This recommendation makes no sense:
The JavaScript code used to hash or encrypt the password has to be transferred to the client too. If the attacker is able to mount a man-in-the-middle attack he will be able to inspect the JavaScript code used for encryption too or might even replace it with something else (like no encryption).
Hashing instead of encryption makes even less sense, because this would only work if the server accepts the hashed password instead of the real password. In this case the attacker would not even need to know the password, he only needs to know the hash.
What might help would be client certificates because you cannot mount an SSL man-in-the-middle attack which preserves the client certificate (and a downgrade to plain HTTP would not send the certificate either). But, because you have to distribute the certificates to the clients first and make them install it inside the browser, this solution works only when you have few clients.
Apart from that: if the attacker is in the middle he might not need the password at all. All he needs is that the victim has logged in and then the attacker can take over the existing session.
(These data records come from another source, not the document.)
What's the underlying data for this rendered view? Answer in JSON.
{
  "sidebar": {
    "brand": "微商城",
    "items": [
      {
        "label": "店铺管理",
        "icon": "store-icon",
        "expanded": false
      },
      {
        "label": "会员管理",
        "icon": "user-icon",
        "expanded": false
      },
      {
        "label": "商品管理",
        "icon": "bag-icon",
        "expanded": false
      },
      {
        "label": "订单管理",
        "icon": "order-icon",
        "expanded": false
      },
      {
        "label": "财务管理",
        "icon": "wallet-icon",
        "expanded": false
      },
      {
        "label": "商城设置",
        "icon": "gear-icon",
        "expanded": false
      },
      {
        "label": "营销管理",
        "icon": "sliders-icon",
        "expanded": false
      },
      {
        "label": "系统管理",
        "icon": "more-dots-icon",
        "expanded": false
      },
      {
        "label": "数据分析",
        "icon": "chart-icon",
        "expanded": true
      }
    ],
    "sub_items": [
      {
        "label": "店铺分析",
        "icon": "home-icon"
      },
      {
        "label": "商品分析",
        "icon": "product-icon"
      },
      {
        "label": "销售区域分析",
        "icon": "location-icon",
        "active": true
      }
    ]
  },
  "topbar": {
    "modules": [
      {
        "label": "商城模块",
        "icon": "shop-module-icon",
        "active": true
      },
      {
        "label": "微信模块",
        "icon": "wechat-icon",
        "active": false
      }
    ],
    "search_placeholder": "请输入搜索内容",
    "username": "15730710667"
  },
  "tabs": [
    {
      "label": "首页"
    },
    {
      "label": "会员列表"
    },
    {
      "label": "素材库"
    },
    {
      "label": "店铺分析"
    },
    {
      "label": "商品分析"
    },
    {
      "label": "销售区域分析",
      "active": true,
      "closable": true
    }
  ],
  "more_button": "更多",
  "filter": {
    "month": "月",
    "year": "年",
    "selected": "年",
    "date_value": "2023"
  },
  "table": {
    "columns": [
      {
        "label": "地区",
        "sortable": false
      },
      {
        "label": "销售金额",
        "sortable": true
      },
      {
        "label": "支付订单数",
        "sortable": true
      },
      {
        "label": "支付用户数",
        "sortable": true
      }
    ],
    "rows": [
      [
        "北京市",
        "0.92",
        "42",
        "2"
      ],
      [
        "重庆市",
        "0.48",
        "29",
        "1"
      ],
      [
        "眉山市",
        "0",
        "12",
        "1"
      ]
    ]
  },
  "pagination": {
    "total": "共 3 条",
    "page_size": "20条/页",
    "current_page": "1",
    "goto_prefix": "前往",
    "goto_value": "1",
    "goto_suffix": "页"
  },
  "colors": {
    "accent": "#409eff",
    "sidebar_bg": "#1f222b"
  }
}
It might also be useful to detect such a man-in-the-middle situation, so that you can inform the user and deny login from compromised networks. Some ideas to detect connection downgrades (that is http to attacker which than forwards it as https):
- Check the method of the current location with JavaScript.
- Create a secure cookie with JavaScript. It should only be send back if the site is served with https (that is no downgrade).
- Include a script as HTTP which servers an image and check at the server side how the image was included. If it was included as HTTPS you can assume a HTTP downgrade attack because you've explicitly included it with HTTP. If it gets accessed with HTTP you have a downgrade attack too (but with a smarter attacker) or the browser does not care about mixed content.
And on how to detect man-in-the-middle with faked certificates:
- Setup a second https site (with a different hostname) and construct an ajax request to this site in a way, which is not simple for the attacker to change to http (e.g. create URL dynamically). If the attacker just tries to MITM any site this ajax request will fail at least with some browsers, because the certificate is not trusted and the browser will only prompt the user for the primary certificates of a site.
Of course all of this only helps against an attacker which is not really determined to hack especially you, but just takes the easiest targets. In this case all you need to have to do is to be a bit harder to attack than the rest.